Regardless of where you stand on the topic, it's pretty clear that Ohio State recruiting is going to look a bit different without Urban Meyer at the helm. But does that necessarily mean that the makeup of each class is going to be a drastic change from what we've grown accustomed to?

Since his arrival prior to the 2012 season, Meyer's classes have featured a heavy dose of national talent sprinkled in with some local heavy hitters. Florida, Texas, California, Georgia, and plenty of other hotbeds have been integral dating back to the recruitments of players like Vonn Bell, Raekwon McMillan, J.K. Dobbins, and plenty of others. 

Signing the state's top players shouldn't be an issue for Day, but the national outlook may be a bit cloudy; at least for now. Florida has been an important place for the Buckeyes, and Meyer's reputation in The Sunshine State was instrumental. Say what you will about Zach Smith and his antics, but he too was an elite recruiter and his presence was absolutely felt in SEC territory. 

Tony Alford, Taver Johnson, and Alex Grinch have all dabbled in the state of Florida, but it will be interesting to see what kind of success Ohio State will have without Meyer in the picture. A pair from the state are committed right now in tailback Marcus Crowley and defensive back Jordan Battle, but the Buckeyes – unsurprisingly – have plenty of targets in the state of Florida beyond 2019.

Keeping their footing in the Southeast will be important, but with Alabama and Florida consistently ranked in the top five it's going to be a tall task for Day and whomever may be the point man for the area. The Gators bounced back nicely this year under Dan Mullen and their success – coupled with Meyer's departure – should absolutely present hurdles for the Ohio State staff.

Larry Johnson will continue to be instrumental on the East Coast.
Larry Johnson will continue to be instrumental on the East Coast.

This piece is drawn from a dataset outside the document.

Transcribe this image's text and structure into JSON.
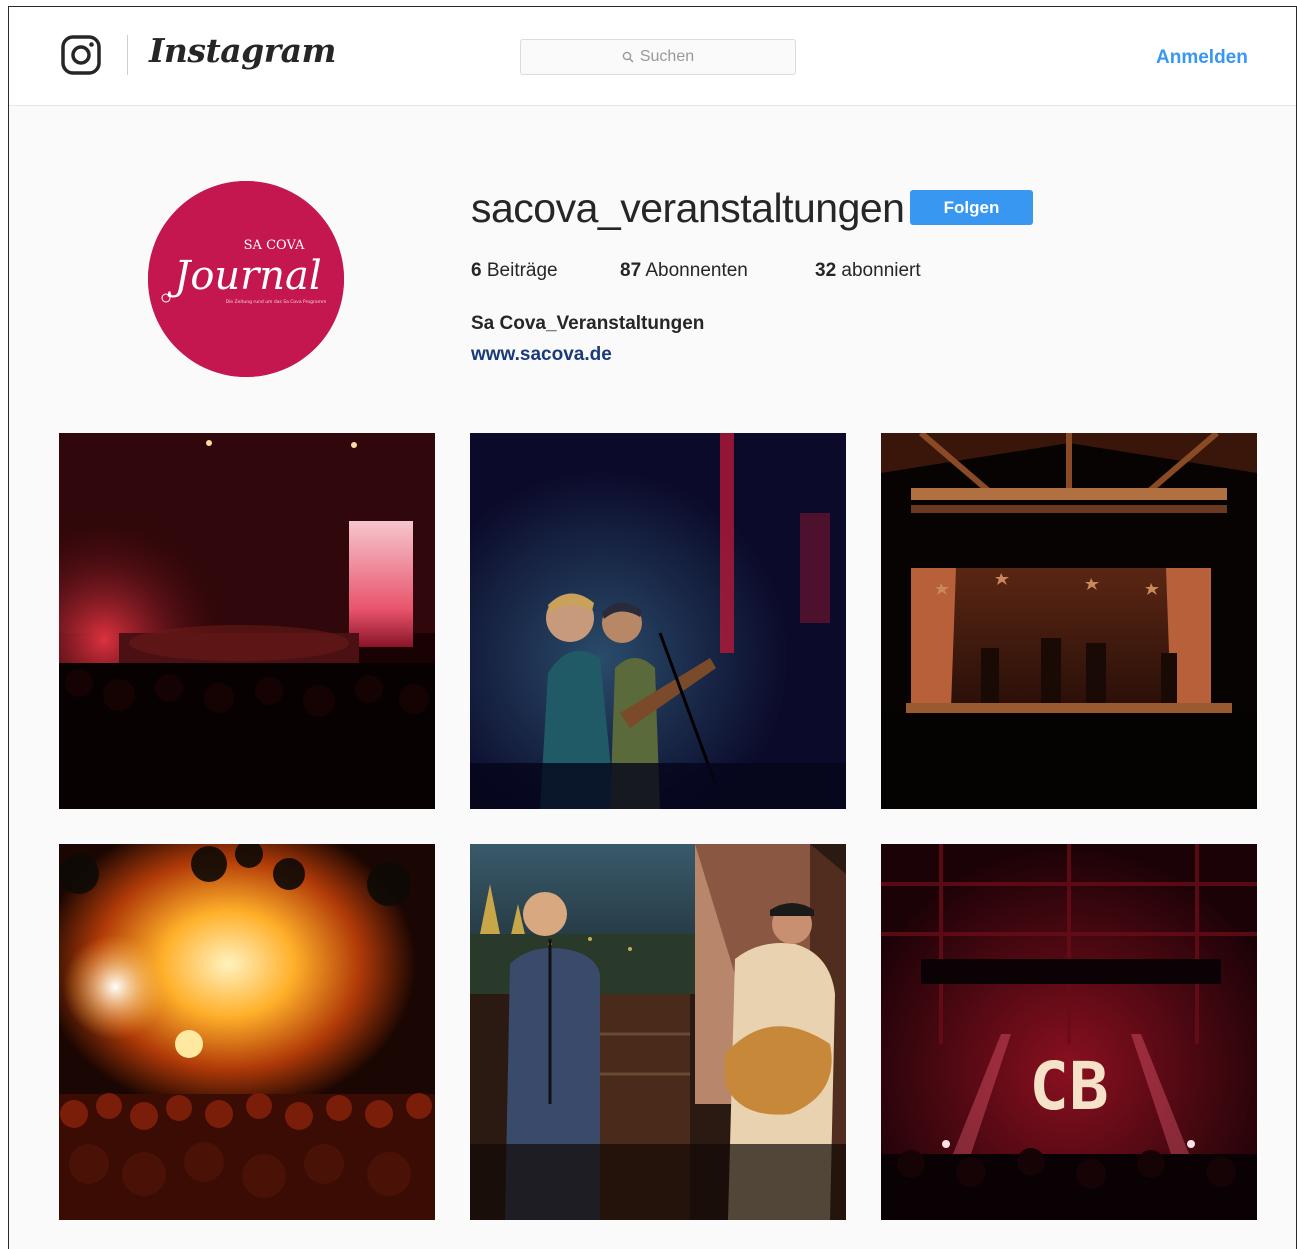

Larry Johnson's ties to the Maryland and D.C. areas and general wizardry in coaching up defensive linemen will still be a vital part of Ohio State's success. With an offensive background, there's no doubt Day will rely heavily on veteran defensive minds like Johnson and Greg Schiano. 

As it pertains to recruiting, the coaches' assignments can be a bit tricky and difficult to keep up with. Regional duties are certainly important but developing a rapport with future coordinators and position coaches is also an integral part of the process. Thus, there's often no "exact" assignment for one particular coach and there can be plenty of overlap.

We saw it a year ago with the recruitment of Chris Olave. A product of San Marcos, California, Olave was heavily recruited by both Zach Smith and Ryan Day. For the Class of 2019, players like Garrett Wilson and Harry Miller have gotten plenty of attention from a number of staff members.

Urban Meyer's division of territories and assignments clearly paid major dividends over the years with top-ranked classes being delivered on an annual basis. The biggest and most prestigious piece of the puzzle, however, is now out of the picture for the Buckeyes. 

"It will continue to be our first priority to recruit Ohio football players. It is our staff's responsibility to make sure we recruit them at the highest level."

Day's message last Tuesday was heard loud and clear. He praised Ohio's high school coaches and the talent pool within the state's confines. As things stand today, four of the 16 commitments for 2019 hail from inside the state of Ohio. Some of the recent classes have been stronger than others, but the future is pretty darn bright for 2020 and 2021. 

Regions and recruiting assignment may be tweaked a bit and we're likely to see at least some turnover from within the staff, but even without Meyer at the top, it's reasonable to assume that Ohio State remains in very good hands; both locally and nationally.